Depuis qu’elles ont été consacrées par la loi Pleven, les associations antiracistes sont devenues des ligues de vertu qui défendent la nouvelle morale érigée en dogme d’État. La justice est mise au service de cette redoutable Inquisition. « Le racisme n’est pas une opinion, mais un délit ». Alors que le racisme a toujours été un délit, la loi Pleven se résume à ce slogan publicitaire assené pour faire taire l les mal-pensants, et pour imposer une épée de Damoclès moralo-progressiste au-dessus de toute discussion, confrontation, débat.
L’article 1 de la loi du 29 juillet 1881 proclamait : « La presse et l’imprimerie sont libres. »
Ce cri de délivrance sonnait, croyait-on, la fin d’une longue histoire, d’un combat acharné, depuis l’Antiquité grecque, la Renaissance et les Lumières, pour que rien, pas même les dogmes religieux, n’échappe à l’examen critique et rationnel. Cette quête de la vérité exige un débat libre de toute contrainte. C’est l’opposition des idées dans l’espace public qui féconde la pensée et entraîne le progrès intellectuel.

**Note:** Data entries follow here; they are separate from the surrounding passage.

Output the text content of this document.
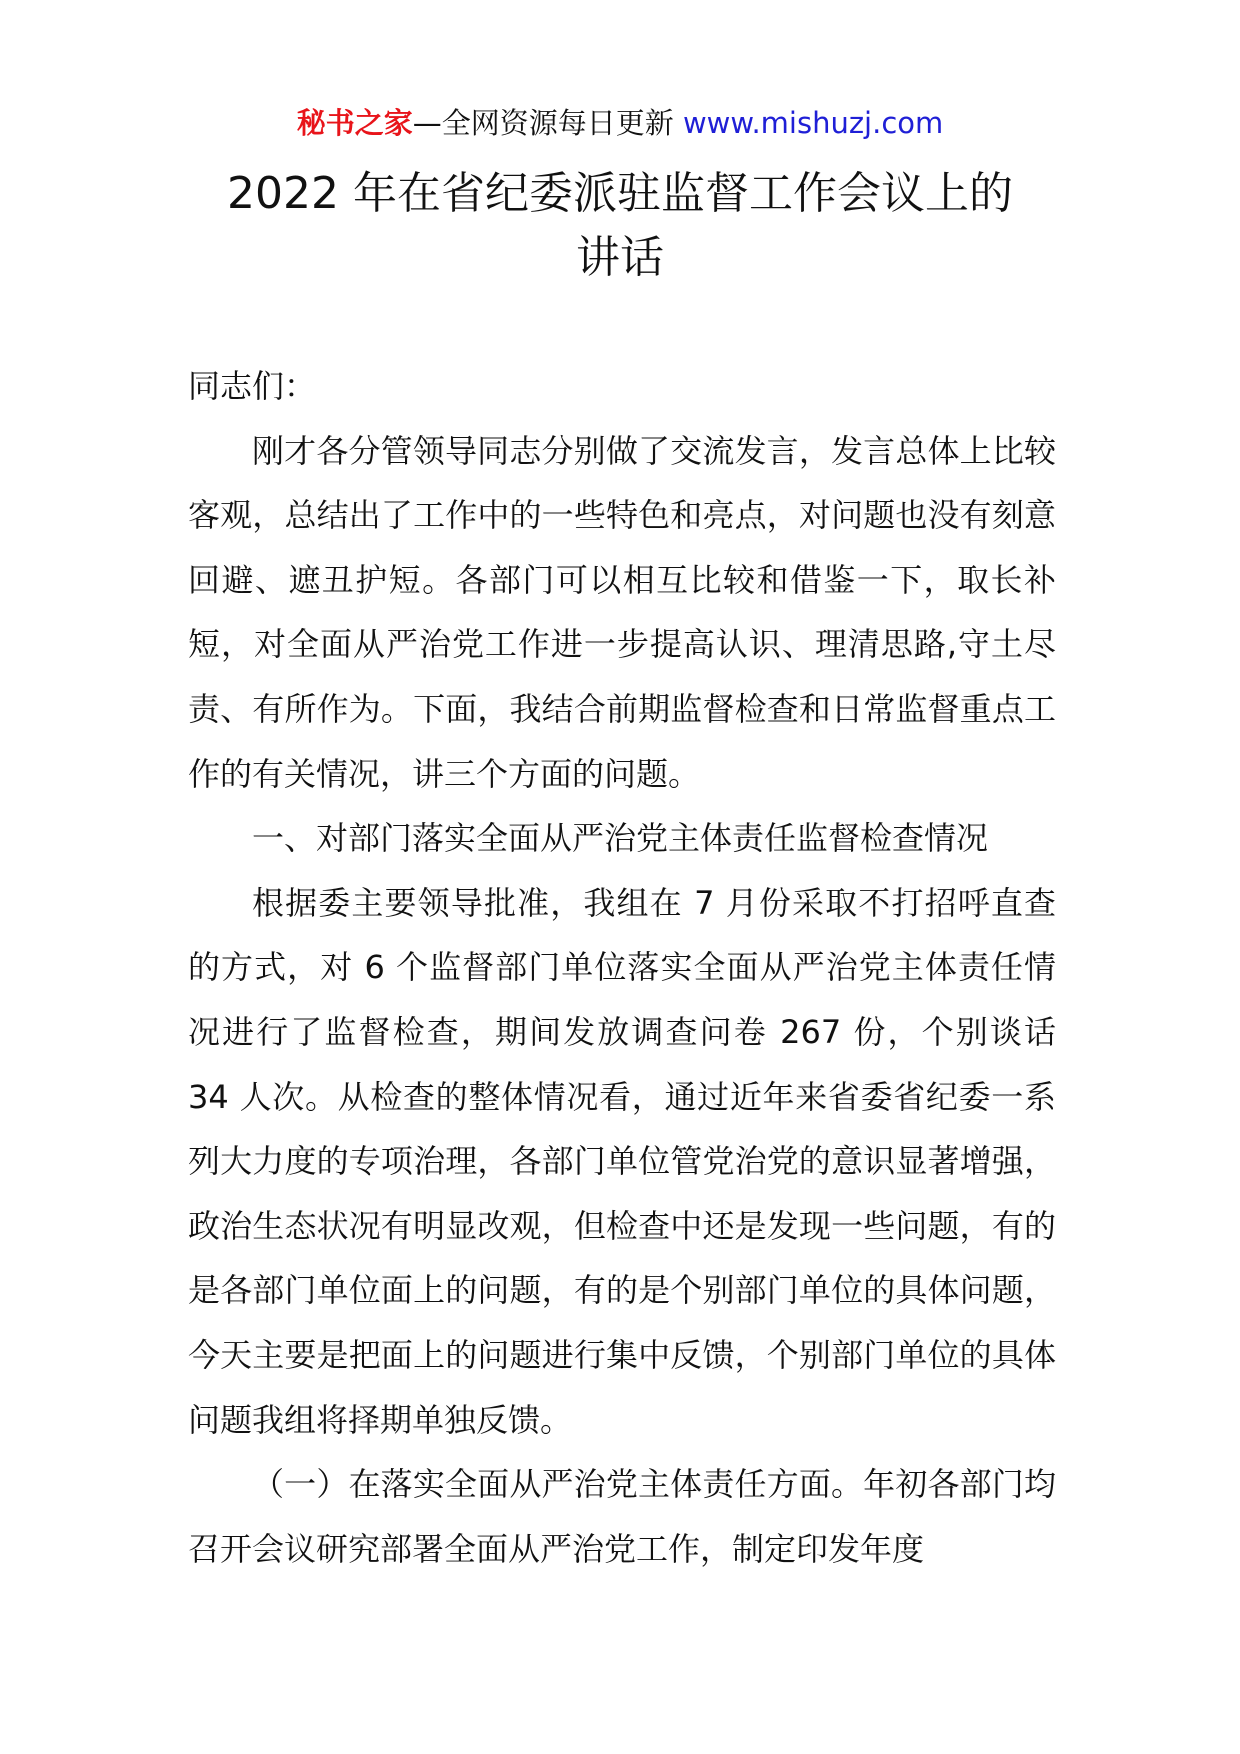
秘书之家—全网资源每日更新 www.mishuzj.com
2022 年在省纪委派驻监督工作会议上的
讲话

同志们：

刚才各分管领导同志分别做了交流发言，发言总体上比较客观，总结出了工作中的一些特色和亮点，对问题也没有刻意回避、遮丑护短。各部门可以相互比较和借鉴一下，取长补短，对全面从严治党工作进一步提高认识、理清思路,守土尽责、有所作为。下面，我结合前期监督检查和日常监督重点工作的有关情况，讲三个方面的问题。

一、对部门落实全面从严治党主体责任监督检查情况

根据委主要领导批准，我组在 7 月份采取不打招呼直查的方式，对 6 个监督部门单位落实全面从严治党主体责任情况进行了监督检查，期间发放调查问卷 267 份，个别谈话 34 人次。从检查的整体情况看，通过近年来省委省纪委一系列大力度的专项治理，各部门单位管党治党的意识显著增强，政治生态状况有明显改观，但检查中还是发现一些问题，有的是各部门单位面上的问题，有的是个别部门单位的具体问题，今天主要是把面上的问题进行集中反馈，个别部门单位的具体问题我组将择期单独反馈。

（一）在落实全面从严治党主体责任方面。年初各部门均召开会议研究部署全面从严治党工作，制定印发年度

La rencontre entre le mouvement « politically correct« , né dans les universités américaines dans les années 1960, et la tradition de l’extrême gauche révolutionnaire française, a enfanté dans notre pays un monstre inédit. La liberté de pensée, d’écrire et de s’exprimer n’aura été qu’une parenthèse historique de moins d’un siècle. Les monarques absolus ont disparu. On a seulement changé de maîtres.
Et les nouveaux maîtres de la gauche Socialo-LREM corrompue ne sont pas moins tyranniques.
Moralité : La presse et l’imprimerie ne sont plus libres dans la France de Macron.
(librement adapté de Éric Zemmour, Le suicide français).